Quinn sighed deeply and lay back down, pulling the covers around her to make a nest of sorts, knowing that there would be little sleep for her while the. man who had filled her dreams for so many years was really here, under the same roof. In the flesh. Just seeing Cale had touched her in places she hadn't even known were still alive and well.
She sighed again and turned over to stare at the fire, watching its dancing tongues lick the sides of the brick firebox and the shadows move slowly, sinuously across the room, like lovers dancing in the dark.

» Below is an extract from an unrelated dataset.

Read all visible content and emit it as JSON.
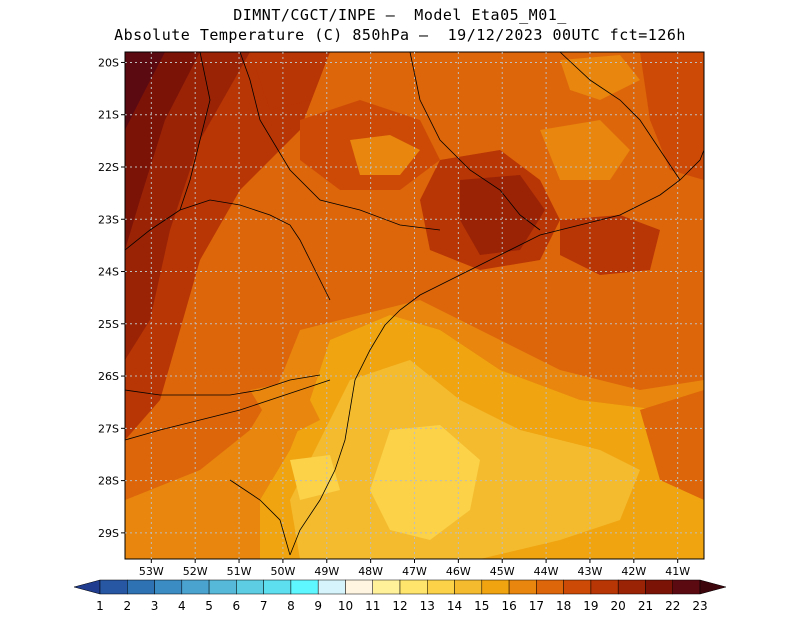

Wrong image. She turned her back to the fire and punched the pillow, then began to count backward from one thousand. Anything to keep her mind off the beautiful man with the hazel eyes who slept just a short stroll down a darkened hallway.
Cale turned over for what must have been the four- hundredth time. Sleep, which was, for him, always hard to come by, was, on this night, a total impossibility. Not with her curled up on his sofa, just thirty-two steps away. He'd counted after he'd turned his back and walked to his room.
The reality of it stunned him and almost made him giddy. Quinn was there. His golden girl was there, under his roof. How different things could have been –should have been–if things had gone the way they had been intended. They would be cuddled together under this down quilt right now, sharing their warmth and sharing the night, instead of being separated by thirty-two steps.
Why, he had wanted to ask her. Why, his heart had wanted to know. But surely, after all this time, it should not matter. And would it not hurt more to find that he had had his heart bruised by the whim of a schoolgirl? Why embarrass himself now by demanding from the woman an explanation for the actions of the girl she had once been? He turned restlessly once again and closed his eyes, but all he could see was that face, eyes green like new grass, mouth ripe as mountain berries…
Cale groaned and turned over again, knowing that this was a night that was not likely to pass quickly.
Quinn had sensed him before she saw or heard him. Opening one eye into a mere slit, she watched as he bent down to lift a log and leaned over to place it on the diminished pile of smoldering wood. He added a second log, then a third. He brushed his hands on his dark sweatpants, then softly crossed the rag rug to straighten her blankets. Pausing just slightly, he reached down and touched the side of her face, touched her lips with his fingertips in a gesture of longing that took her breath away. Drawing his hand back abruptly, he turned and padded back down the hall.
Raising one hand to her face, Quinn traced the path his fingers had made on her skin, and with the other, she wiped the tears from her cheek.